Think for a second: How do you win a game of Monopoly?
Do you circle the board as fast as you can, refusing to buy anything, and only focus on stacking up cash?
Of course not. You buy properties. You invest early and get your hands on as many assets as possible. It's a race to build hotels and collect income. The players that buy nothing and hoard cash? They lose.
Well, the same idea applies to retirement and real life. Saving is crucial. But investing is what builds real wealth.
Why saving alone won't get you there
Let's say you save $500 per month, and put all of that money into a checking account at the bank. Do you know how long it will take to save up $1 million?
It will take 166 years. Not kidding.
Simply stashing money in a bank account makes it incredibly difficult to reach your retirement goals. But when you invest your money and activate compound interest, your wealth grows like a snowball.

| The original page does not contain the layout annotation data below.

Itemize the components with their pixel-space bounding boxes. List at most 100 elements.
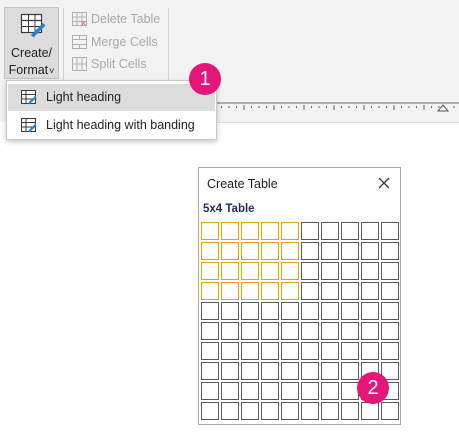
grid-cell[interactable]: [321, 242, 339, 260]
grid-cell[interactable]: [201, 302, 219, 320]
grid-cell[interactable]: [201, 242, 219, 260]
grid-cell[interactable]: [261, 222, 279, 240]
grid-cell[interactable]: [361, 402, 379, 420]
grid-cell[interactable]: [281, 322, 299, 340]
grid-cell[interactable]: [381, 242, 399, 260]
grid-cell[interactable]: [321, 402, 339, 420]
grid-cell[interactable]: [381, 282, 399, 300]
grid-cell[interactable]: [201, 262, 219, 280]
grid-cell[interactable]: [261, 402, 279, 420]
grid-cell[interactable]: [261, 262, 279, 280]
grid-cell[interactable]: [381, 222, 399, 240]
grid-cell[interactable]: [341, 222, 359, 240]
grid-cell[interactable]: [361, 302, 379, 320]
grid-cell[interactable]: [321, 282, 339, 300]
grid-cell[interactable]: [241, 242, 259, 260]
grid-cell[interactable]: [241, 302, 259, 320]
grid-cell[interactable]: [321, 262, 339, 280]
grid-cell[interactable]: [301, 222, 319, 240]
grid-cell[interactable]: [241, 322, 259, 340]
grid-cell[interactable]: [341, 362, 359, 380]
grid-cell[interactable]: [221, 282, 239, 300]
grid-cell[interactable]: [341, 282, 359, 300]
grid-cell[interactable]: [361, 222, 379, 240]
grid-cell[interactable]: [221, 382, 239, 400]
grid-cell[interactable]: [221, 342, 239, 360]
grid-cell[interactable]: [321, 362, 339, 380]
grid-cell[interactable]: [301, 342, 319, 360]
grid-cell[interactable]: [381, 342, 399, 360]
grid-cell[interactable]: [281, 342, 299, 360]
grid-cell[interactable]: [241, 282, 259, 300]
grid-cell[interactable]: [321, 222, 339, 240]
grid-cell[interactable]: [241, 362, 259, 380]
grid-cell[interactable]: [221, 302, 239, 320]
menu-item-light-heading[interactable]: Light heading: [8, 84, 215, 111]
grid-cell[interactable]: [281, 302, 299, 320]
grid-cell[interactable]: [261, 342, 279, 360]
grid-cell[interactable]: [261, 242, 279, 260]
grid-cell[interactable]: [261, 322, 279, 340]
grid-cell[interactable]: [261, 302, 279, 320]
grid-cell[interactable]: [221, 222, 239, 240]
grid-cell[interactable]: [201, 362, 219, 380]
grid-cell[interactable]: [301, 362, 319, 380]
grid-cell[interactable]: [241, 382, 259, 400]
grid-cell[interactable]: [281, 362, 299, 380]
horizontal-ruler[interactable]: [210, 100, 459, 123]
grid-cell[interactable]: [241, 402, 259, 420]
grid-cell[interactable]: [341, 322, 359, 340]
grid-cell[interactable]: [281, 282, 299, 300]
grid-cell[interactable]: [241, 262, 259, 280]
grid-cell[interactable]: [281, 222, 299, 240]
grid-cell[interactable]: [381, 322, 399, 340]
grid-cell[interactable]: [361, 342, 379, 360]
grid-cell[interactable]: [201, 282, 219, 300]
grid-cell[interactable]: [361, 322, 379, 340]
grid-cell[interactable]: [221, 362, 239, 380]
grid-cell[interactable]: [341, 302, 359, 320]
grid-cell[interactable]: [301, 382, 319, 400]
grid-cell[interactable]: [221, 402, 239, 420]
grid-cell[interactable]: [201, 322, 219, 340]
grid-cell[interactable]: [281, 402, 299, 420]
grid-cell[interactable]: [321, 302, 339, 320]
grid-cell[interactable]: [301, 262, 319, 280]
grid-cell[interactable]: [361, 242, 379, 260]
grid-cell[interactable]: [321, 322, 339, 340]
grid-cell[interactable]: [201, 402, 219, 420]
grid-cell[interactable]: [321, 382, 339, 400]
create-format-button[interactable]: Create/ Format˅: [4, 7, 59, 79]
grid-cell[interactable]: [301, 302, 319, 320]
grid-cell[interactable]: [221, 262, 239, 280]
grid-cell[interactable]: [301, 322, 319, 340]
grid-cell[interactable]: [381, 262, 399, 280]
grid-cell[interactable]: [221, 242, 239, 260]
grid-cell[interactable]: [221, 322, 239, 340]
grid-cell[interactable]: [301, 402, 319, 420]
grid-cell[interactable]: [301, 282, 319, 300]
grid-cell[interactable]: [261, 362, 279, 380]
grid-cell[interactable]: [381, 402, 399, 420]
grid-cell[interactable]: [261, 282, 279, 300]
grid-cell[interactable]: [341, 242, 359, 260]
close-icon[interactable]: [377, 176, 391, 190]
grid-cell[interactable]: [201, 342, 219, 360]
grid-cell[interactable]: [341, 262, 359, 280]
grid-cell[interactable]: [201, 222, 219, 240]
grid-cell[interactable]: [281, 262, 299, 280]
grid-cell[interactable]: [281, 242, 299, 260]
menu-item-light-heading-with-banding[interactable]: Light heading with banding: [8, 112, 215, 139]
grid-cell[interactable]: [381, 302, 399, 320]
grid-cell[interactable]: [261, 382, 279, 400]
grid-cell[interactable]: [341, 402, 359, 420]
grid-cell[interactable]: [281, 382, 299, 400]
grid-cell[interactable]: [241, 222, 259, 240]
grid-cell[interactable]: [361, 282, 379, 300]
grid-cell[interactable]: [301, 242, 319, 260]
grid-cell[interactable]: [341, 342, 359, 360]
grid-cell[interactable]: [321, 342, 339, 360]
grid-cell[interactable]: [361, 262, 379, 280]
grid-cell[interactable]: [201, 382, 219, 400]
grid-cell[interactable]: [241, 342, 259, 360]
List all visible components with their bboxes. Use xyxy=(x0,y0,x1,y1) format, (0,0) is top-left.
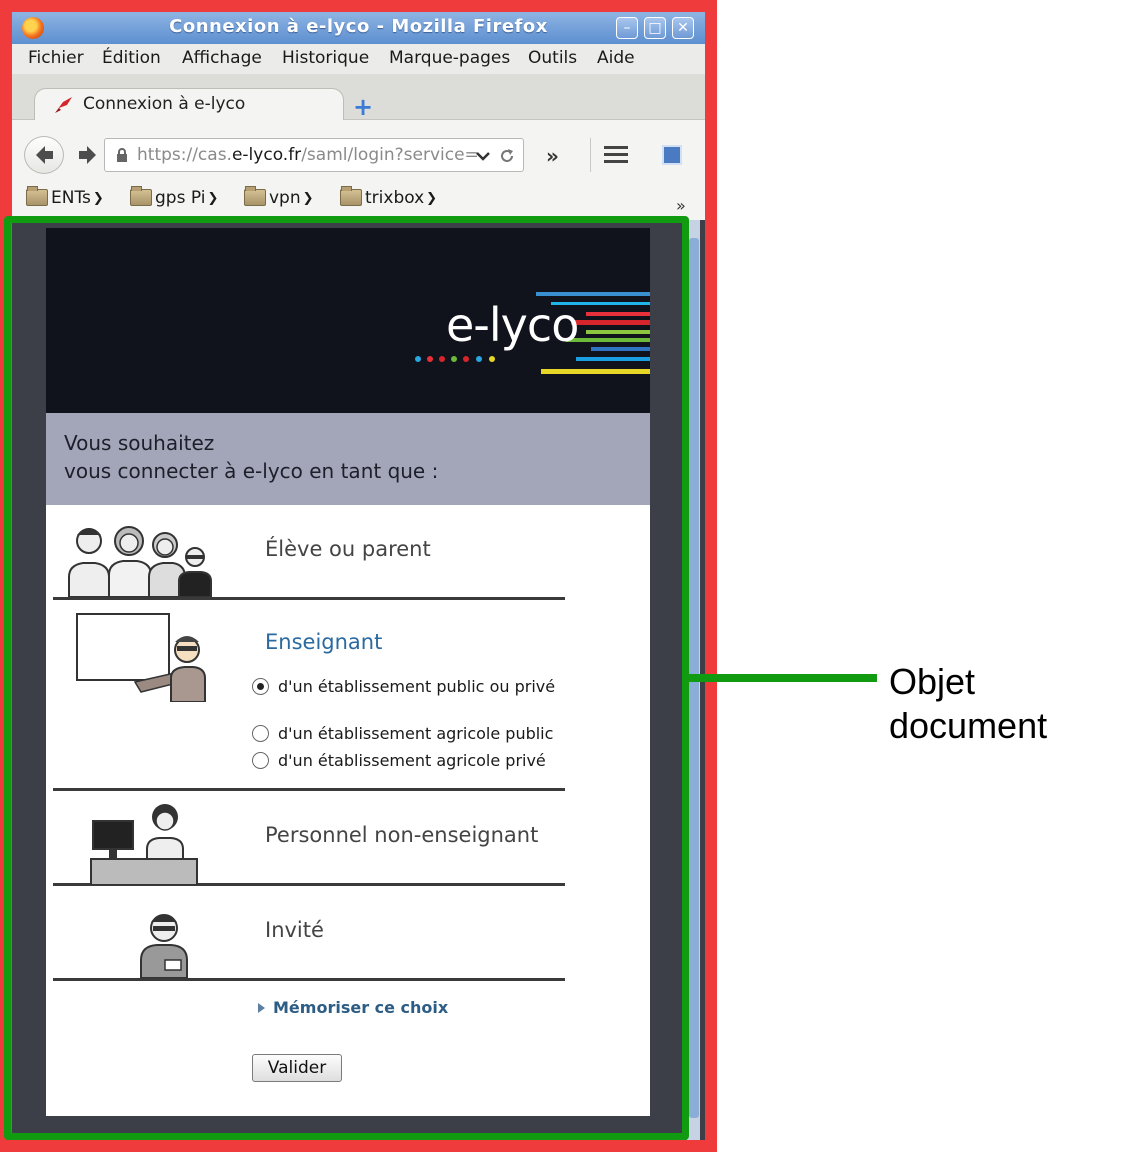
menu-bar: Fichier Édition Affichage Historique Mar… xyxy=(12,44,705,74)
window-title: Connexion à e-lyco - Mozilla Firefox xyxy=(169,16,548,37)
forward-button[interactable] xyxy=(74,142,100,168)
chevron-down-icon[interactable] xyxy=(475,149,491,163)
question-line-2: vous connecter à e-lyco en tant que : xyxy=(64,459,439,483)
new-tab-button[interactable]: + xyxy=(352,95,374,119)
radio-option-agricole-prive[interactable]: d'un établissement agricole privé xyxy=(252,751,572,771)
chevron-down-icon: ❯ xyxy=(92,191,104,206)
radio-button-checked[interactable] xyxy=(252,678,269,695)
annotation-line-1: Objet xyxy=(889,661,976,702)
teacher-blackboard-illustration-icon xyxy=(76,613,206,702)
bookmark-folder-ents[interactable]: ENTs ❯ xyxy=(26,186,104,214)
chevron-down-icon: ❯ xyxy=(207,191,219,206)
e-lyco-favicon-icon xyxy=(55,97,72,113)
guest-visitor-illustration-icon xyxy=(140,914,188,978)
annotation-label: Objet document xyxy=(889,660,1047,748)
menu-edition[interactable]: Édition xyxy=(102,48,161,68)
submit-button[interactable]: Valider xyxy=(252,1054,342,1082)
role-label-eleve-parent: Élève ou parent xyxy=(265,537,431,561)
radio-button[interactable] xyxy=(252,752,269,769)
toolbar-overflow-button[interactable]: » xyxy=(546,144,559,168)
folder-icon xyxy=(340,186,362,206)
extension-image-icon[interactable] xyxy=(662,145,682,165)
title-bar: Connexion à e-lyco - Mozilla Firefox – □… xyxy=(12,12,705,44)
maximize-button[interactable]: □ xyxy=(644,17,666,39)
role-invite[interactable]: Invité xyxy=(53,886,565,981)
hamburger-menu-icon[interactable] xyxy=(604,146,628,164)
role-label-personnel: Personnel non-enseignant xyxy=(265,823,539,847)
bookmarks-toolbar: ENTs ❯ gps Pi ❯ vpn ❯ trixbox ❯ » xyxy=(12,180,705,220)
navigation-toolbar: https://cas.e-lyco.fr/saml/login?service… xyxy=(12,120,705,180)
menu-fichier[interactable]: Fichier xyxy=(28,48,84,68)
url-text: https://cas.e-lyco.fr/saml/login?service… xyxy=(137,145,479,165)
back-button[interactable] xyxy=(24,136,64,174)
radio-option-agricole-public[interactable]: d'un établissement agricole public xyxy=(252,724,572,744)
annotation-line-2: document xyxy=(889,705,1048,746)
bookmarks-overflow-button[interactable]: » xyxy=(676,196,686,215)
chevron-down-icon: ❯ xyxy=(426,191,438,206)
office-staff-illustration-icon xyxy=(90,804,198,885)
remember-choice-link[interactable]: Mémoriser ce choix xyxy=(258,998,448,1017)
bookmark-folder-gps-pi[interactable]: gps Pi ❯ xyxy=(130,186,219,214)
students-parents-illustration-icon xyxy=(68,526,212,597)
role-label-enseignant: Enseignant xyxy=(265,630,383,654)
tab-title: Connexion à e-lyco xyxy=(83,94,246,114)
toolbar-separator xyxy=(590,138,591,172)
tab-strip: Connexion à e-lyco + xyxy=(12,74,705,121)
folder-icon xyxy=(26,186,48,206)
triangle-right-icon xyxy=(258,1003,265,1013)
bookmark-folder-vpn[interactable]: vpn ❯ xyxy=(244,186,314,214)
minimize-button[interactable]: – xyxy=(616,17,638,39)
menu-aide[interactable]: Aide xyxy=(597,48,635,68)
role-label-invite: Invité xyxy=(265,918,324,942)
role-personnel-non-enseignant[interactable]: Personnel non-enseignant xyxy=(53,791,565,886)
e-lyco-banner: e-lyco xyxy=(46,228,650,413)
tab-connexion[interactable]: Connexion à e-lyco xyxy=(34,88,344,121)
folder-icon xyxy=(244,186,266,206)
close-button[interactable]: ✕ xyxy=(672,17,694,39)
menu-historique[interactable]: Historique xyxy=(282,48,369,68)
menu-marque-pages[interactable]: Marque-pages xyxy=(389,48,510,68)
arrow-left-icon xyxy=(36,146,53,164)
login-question: Vous souhaitez vous connecter à e-lyco e… xyxy=(46,413,650,505)
bookmark-folder-trixbox[interactable]: trixbox ❯ xyxy=(340,186,438,214)
menu-affichage[interactable]: Affichage xyxy=(182,48,262,68)
login-page: e-lyco Vous souhaitez vous connecter à e… xyxy=(46,228,650,1116)
lock-icon xyxy=(117,148,127,162)
annotation-pointer-line xyxy=(689,674,877,682)
reload-icon[interactable] xyxy=(498,147,516,165)
question-line-1: Vous souhaitez xyxy=(64,431,215,455)
menu-outils[interactable]: Outils xyxy=(528,48,577,68)
folder-icon xyxy=(130,186,152,206)
radio-option-public-prive[interactable]: d'un établissement public ou privé xyxy=(252,677,572,717)
role-eleve-parent[interactable]: Élève ou parent xyxy=(53,505,565,600)
radio-button[interactable] xyxy=(252,725,269,742)
e-lyco-logo: e-lyco xyxy=(446,298,579,352)
chevron-down-icon: ❯ xyxy=(302,191,314,206)
url-bar[interactable]: https://cas.e-lyco.fr/saml/login?service… xyxy=(104,138,524,172)
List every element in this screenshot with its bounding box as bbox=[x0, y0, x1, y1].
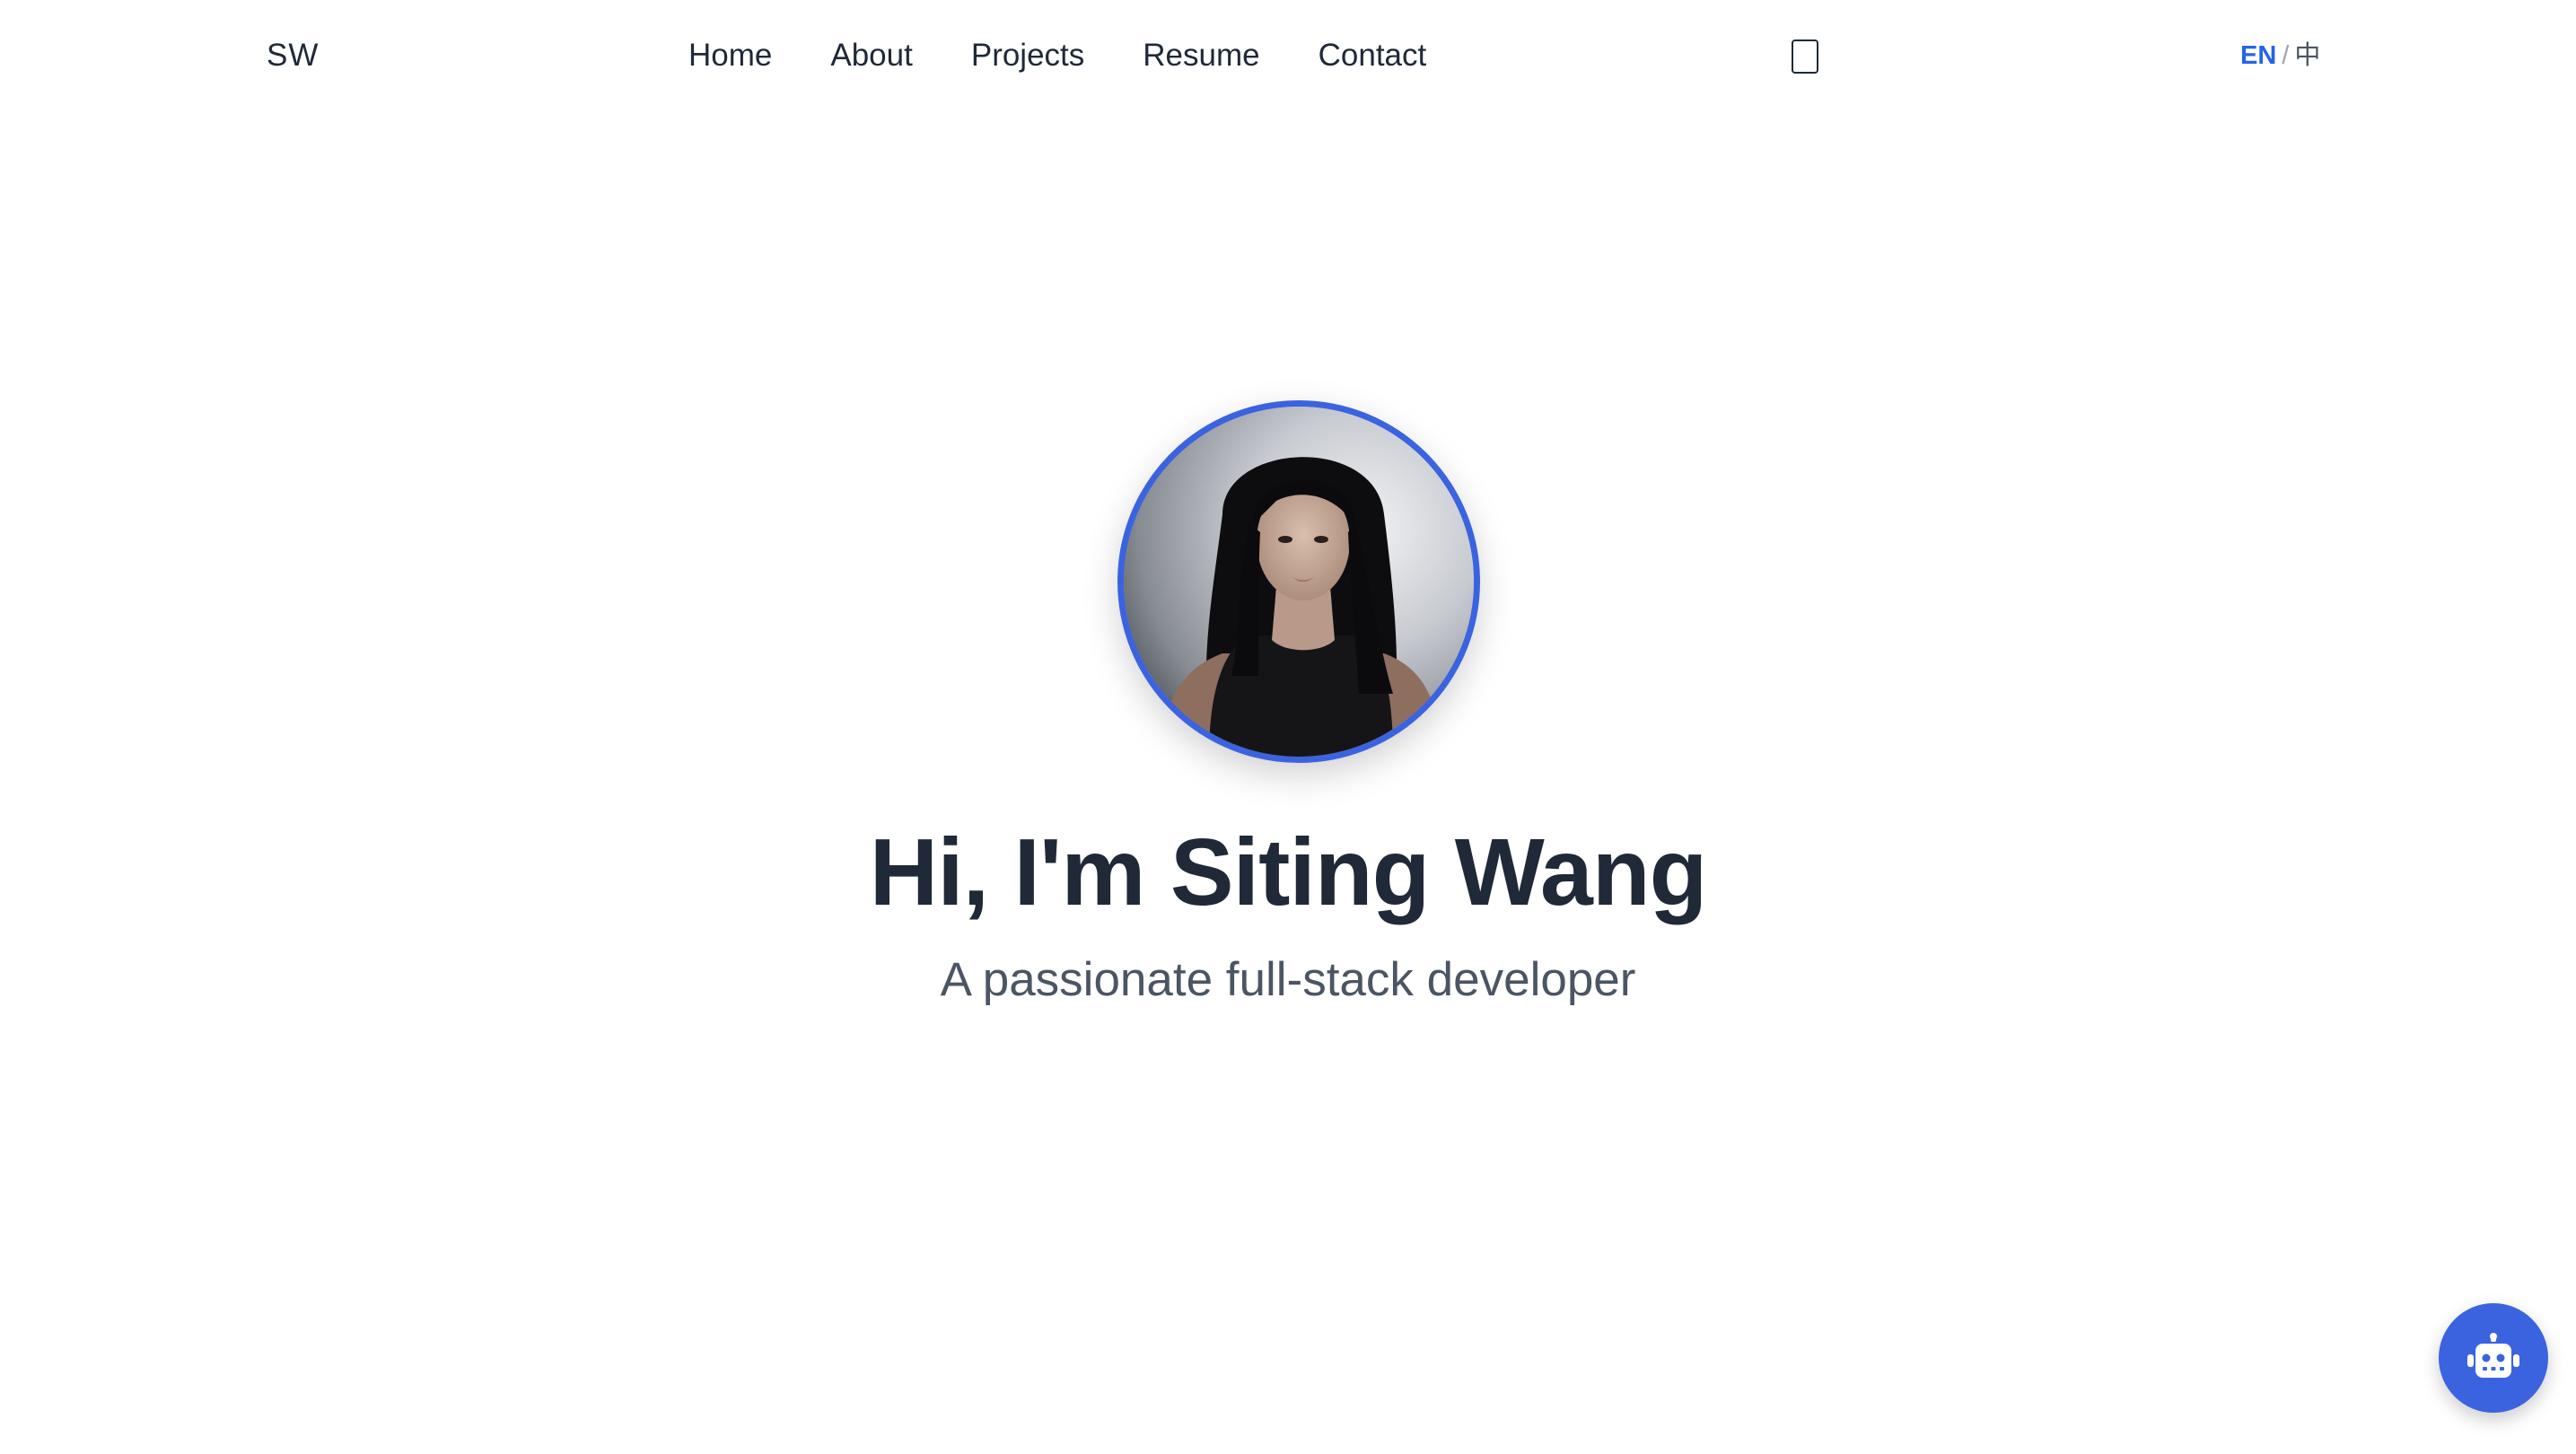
nav-link-home[interactable]: Home bbox=[688, 38, 772, 74]
language-zh-option[interactable]: 中 bbox=[2294, 41, 2320, 70]
hero-subtitle: A passionate full-stack developer bbox=[940, 953, 1636, 1006]
language-switcher: EN / 中 bbox=[2240, 39, 2320, 72]
hero-title: Hi, I'm Siting Wang bbox=[869, 819, 1708, 925]
nav-link-resume[interactable]: Resume bbox=[1143, 38, 1259, 74]
main-nav: Home About Projects Resume Contact bbox=[688, 38, 1426, 74]
page: SW Home About Projects Resume Contact EN… bbox=[0, 0, 2576, 1454]
profile-avatar bbox=[1117, 400, 1480, 763]
nav-link-projects[interactable]: Projects bbox=[971, 38, 1084, 74]
language-separator: / bbox=[2282, 41, 2290, 70]
language-en-option[interactable]: EN bbox=[2240, 41, 2276, 70]
theme-toggle-button[interactable] bbox=[1792, 39, 1818, 74]
site-logo[interactable]: SW bbox=[267, 38, 319, 74]
nav-link-about[interactable]: About bbox=[830, 38, 912, 74]
nav-link-contact[interactable]: Contact bbox=[1319, 38, 1427, 74]
profile-photo bbox=[1124, 407, 1474, 757]
chatbot-button[interactable] bbox=[2439, 1303, 2548, 1413]
moon-icon bbox=[1799, 48, 1808, 65]
robot-icon bbox=[2467, 1333, 2519, 1378]
site-header: SW Home About Projects Resume Contact EN… bbox=[0, 0, 2576, 113]
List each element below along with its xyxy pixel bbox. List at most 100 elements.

Now let's look at what investing can do with $500 per month. Instead of saving in a checking account, let's say you invest all those dollars in a 401(k) or IRA. With an 8% average annual return (I'll explain why I chose this rate later), reaching that $1 million would only take 35 years.
That's a difference of 131 years!
You can even reach $1 million much sooner, by either saving more or getting a higher return on your investments. The reason I used an 8% annual growth rate is because it's a conservative estimate, slightly below the S&P 500 Index's long-term average of about 10%.
By the way, if you're confused about all this investing stuff, it never hurts to connect with an advisor. A short questionnaire from our partner, SmartAsset, helps match you with up to three fiduciary financial advisors, each legally bound to work in your best interest.
Automate everything
One of the best money moves I ever made was automating my retirement contributions.
Every paycheck, a little bit of money gets transferred into my investment accounts, without me ever having to think about it. And over the years, those small, consistent deposits have quietly grown into big balances.
If your workplace offers a 401(k) plan, start there. And if they offer a match, grab it! That's free money. Another easy option is opening an IRA and scheduling monthly transfers.
Experts recommend saving 10% to 15% of every paycheck. But honestly, I encourage people to save even more if they can.
Keep it simple with index funds
I'm a huge fan of index funds. These are low-cost funds that track big chunks of the market, like the S&P 500 Index.
That means when you invest in one fund, you instantly own shares of hundreds of companies -- without having to pick and choose.
Another easy setup is target-date retirement funds. They're like all-in-one portfolios that invest your money in a mix of stocks and bonds, and automatically adjust that mix as you get older.
And if you want a completely hands-off experience, it might make sense to work with an advisor. This no-cost quiz from our partner, SmartAsset, makes it easier to find a fiduciary financial advisor.
Go build your Monopoly board
Saving for retirement is a long-term game.
Just like collecting properties in Monopoly, the key is to keep stacking assets over time. Those investments will start paying dividends, growing in value, and snowballing into real wealth.
To make it easier, set your contributions on autopilot. This makes investing a habit, so all of your dollars are working hard while you continue living your life.